Republican politicians including Illinois’ Sen. Chuck Percy, Michigan Gov. George Romney, New York Gov. Nelson Rockefeller, Pennsylvania Gov. William Scranton, and Oregon Sen. Mark Hatfield in the 1960s and ’70s became just a few of the outspoken critics of the Vietnam War.

Republican President Richard Nixon in 1970 established the Environmental Protection Agency.

Republicans on the U.S. Supreme Court – Warren Burger, Harry Blackmun and Potter Stewart – were crucial to 1973’s“Roe v. Wade” decision legalizing abortion.

And Republican President Ronald Reagan in the 1980s raised taxes 11 times during his two terms, according to friend and colleague Alan Simpson, Republican Senator from Wyoming.

Reagan has been mythologized as a staunch tax-cutter who trimmed federal spending – an assertion his biographer Douglas Brinkley says is “false. It didn’t happen that way.” In fact, Reagan’s Director of the Office of Management and Budget, David Stockman, told NPR, “I wouldn’t call it merely airbrushing. I would call it outright revisionism if not fabrication of history.”

Republicans who’d take such positions in 2015 would probably be called RINOs (“Republican in Name Only”), the criticism endured by the late Jim Brady – Reagan’s Press Secretary who after being wounded in the 1981 assassination attempt championed for common-sense gun control – and conservative Republican attorney Ted Olson – the winning “Bush v. Gore” lawyer and ex-Solicitor General who’s represented same-sex marriage partners in the run-up to the imminent Supreme Court case.

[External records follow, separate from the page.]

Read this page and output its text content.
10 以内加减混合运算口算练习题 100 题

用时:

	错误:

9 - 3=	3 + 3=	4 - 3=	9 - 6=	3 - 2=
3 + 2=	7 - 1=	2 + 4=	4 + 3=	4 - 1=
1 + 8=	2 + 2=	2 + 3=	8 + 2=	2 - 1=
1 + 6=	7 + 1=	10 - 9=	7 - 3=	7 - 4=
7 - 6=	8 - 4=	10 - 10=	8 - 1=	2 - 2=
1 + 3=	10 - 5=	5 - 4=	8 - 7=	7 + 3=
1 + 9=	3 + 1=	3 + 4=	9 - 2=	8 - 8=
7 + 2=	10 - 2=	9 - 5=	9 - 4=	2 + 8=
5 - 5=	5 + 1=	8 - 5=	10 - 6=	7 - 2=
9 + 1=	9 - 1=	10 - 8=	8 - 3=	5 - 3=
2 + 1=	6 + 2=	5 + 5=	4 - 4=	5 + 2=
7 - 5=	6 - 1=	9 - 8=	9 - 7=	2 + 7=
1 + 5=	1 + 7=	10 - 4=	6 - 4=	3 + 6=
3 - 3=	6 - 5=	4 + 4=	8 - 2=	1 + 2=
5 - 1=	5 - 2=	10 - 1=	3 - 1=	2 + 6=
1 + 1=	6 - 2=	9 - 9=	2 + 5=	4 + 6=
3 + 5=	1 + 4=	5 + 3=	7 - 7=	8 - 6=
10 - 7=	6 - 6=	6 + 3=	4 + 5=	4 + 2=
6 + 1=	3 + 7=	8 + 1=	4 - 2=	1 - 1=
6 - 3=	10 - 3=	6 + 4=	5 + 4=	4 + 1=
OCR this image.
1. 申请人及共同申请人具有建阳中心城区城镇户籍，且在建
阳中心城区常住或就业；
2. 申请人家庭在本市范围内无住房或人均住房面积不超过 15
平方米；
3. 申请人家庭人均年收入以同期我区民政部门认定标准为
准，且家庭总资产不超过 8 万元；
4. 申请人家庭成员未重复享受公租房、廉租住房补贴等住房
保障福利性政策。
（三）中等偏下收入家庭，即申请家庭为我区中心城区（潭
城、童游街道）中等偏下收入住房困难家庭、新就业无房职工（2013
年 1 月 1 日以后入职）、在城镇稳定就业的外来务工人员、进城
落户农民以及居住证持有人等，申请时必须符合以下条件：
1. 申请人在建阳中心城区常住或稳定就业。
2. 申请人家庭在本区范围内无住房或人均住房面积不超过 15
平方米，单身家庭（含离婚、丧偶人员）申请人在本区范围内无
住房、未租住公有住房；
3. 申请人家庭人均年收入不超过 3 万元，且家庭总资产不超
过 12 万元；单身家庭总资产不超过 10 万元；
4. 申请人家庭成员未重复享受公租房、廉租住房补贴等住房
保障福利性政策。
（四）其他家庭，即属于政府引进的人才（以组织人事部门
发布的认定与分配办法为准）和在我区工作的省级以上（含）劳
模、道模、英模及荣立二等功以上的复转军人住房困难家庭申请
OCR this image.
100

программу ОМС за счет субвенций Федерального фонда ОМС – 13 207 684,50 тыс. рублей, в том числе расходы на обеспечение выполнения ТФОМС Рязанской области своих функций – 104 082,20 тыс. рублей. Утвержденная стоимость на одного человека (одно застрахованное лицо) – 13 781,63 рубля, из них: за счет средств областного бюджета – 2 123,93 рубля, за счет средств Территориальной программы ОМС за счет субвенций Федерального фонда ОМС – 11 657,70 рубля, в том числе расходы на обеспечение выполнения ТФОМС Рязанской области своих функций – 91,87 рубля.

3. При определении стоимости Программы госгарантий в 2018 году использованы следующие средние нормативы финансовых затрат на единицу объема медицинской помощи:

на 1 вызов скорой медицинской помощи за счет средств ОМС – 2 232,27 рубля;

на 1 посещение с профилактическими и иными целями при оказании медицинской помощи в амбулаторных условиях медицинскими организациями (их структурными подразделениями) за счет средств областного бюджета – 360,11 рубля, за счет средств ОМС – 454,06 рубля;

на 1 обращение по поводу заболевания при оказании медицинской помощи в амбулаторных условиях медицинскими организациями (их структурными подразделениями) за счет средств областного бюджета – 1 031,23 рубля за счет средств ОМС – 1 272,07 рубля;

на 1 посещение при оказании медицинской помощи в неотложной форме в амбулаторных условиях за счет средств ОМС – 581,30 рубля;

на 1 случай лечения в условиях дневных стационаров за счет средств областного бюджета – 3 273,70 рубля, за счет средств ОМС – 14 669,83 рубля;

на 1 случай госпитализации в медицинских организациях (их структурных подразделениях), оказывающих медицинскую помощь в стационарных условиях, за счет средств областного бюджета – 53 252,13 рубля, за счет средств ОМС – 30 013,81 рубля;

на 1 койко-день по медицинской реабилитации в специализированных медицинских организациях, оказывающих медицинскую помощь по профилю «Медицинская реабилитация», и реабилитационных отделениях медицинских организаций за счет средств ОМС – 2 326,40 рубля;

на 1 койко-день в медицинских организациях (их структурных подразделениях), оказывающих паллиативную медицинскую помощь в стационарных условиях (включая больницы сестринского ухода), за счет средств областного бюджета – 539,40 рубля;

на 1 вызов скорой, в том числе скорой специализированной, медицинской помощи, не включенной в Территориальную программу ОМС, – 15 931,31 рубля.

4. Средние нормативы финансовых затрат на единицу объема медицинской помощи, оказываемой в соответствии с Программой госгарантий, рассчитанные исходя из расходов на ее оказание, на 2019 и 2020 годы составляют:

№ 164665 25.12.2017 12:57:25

Few such actions would be taken by the 21st century’s national Republican politicians, who seemingly are cowardly, afraid of alienating influential corporations and campaign contributors, or so keen on staying in office they’ll do almost anything. Arguably, the same could be said of Democrats, of course, but it’s sad to see Republicans’ great heritage betrayed.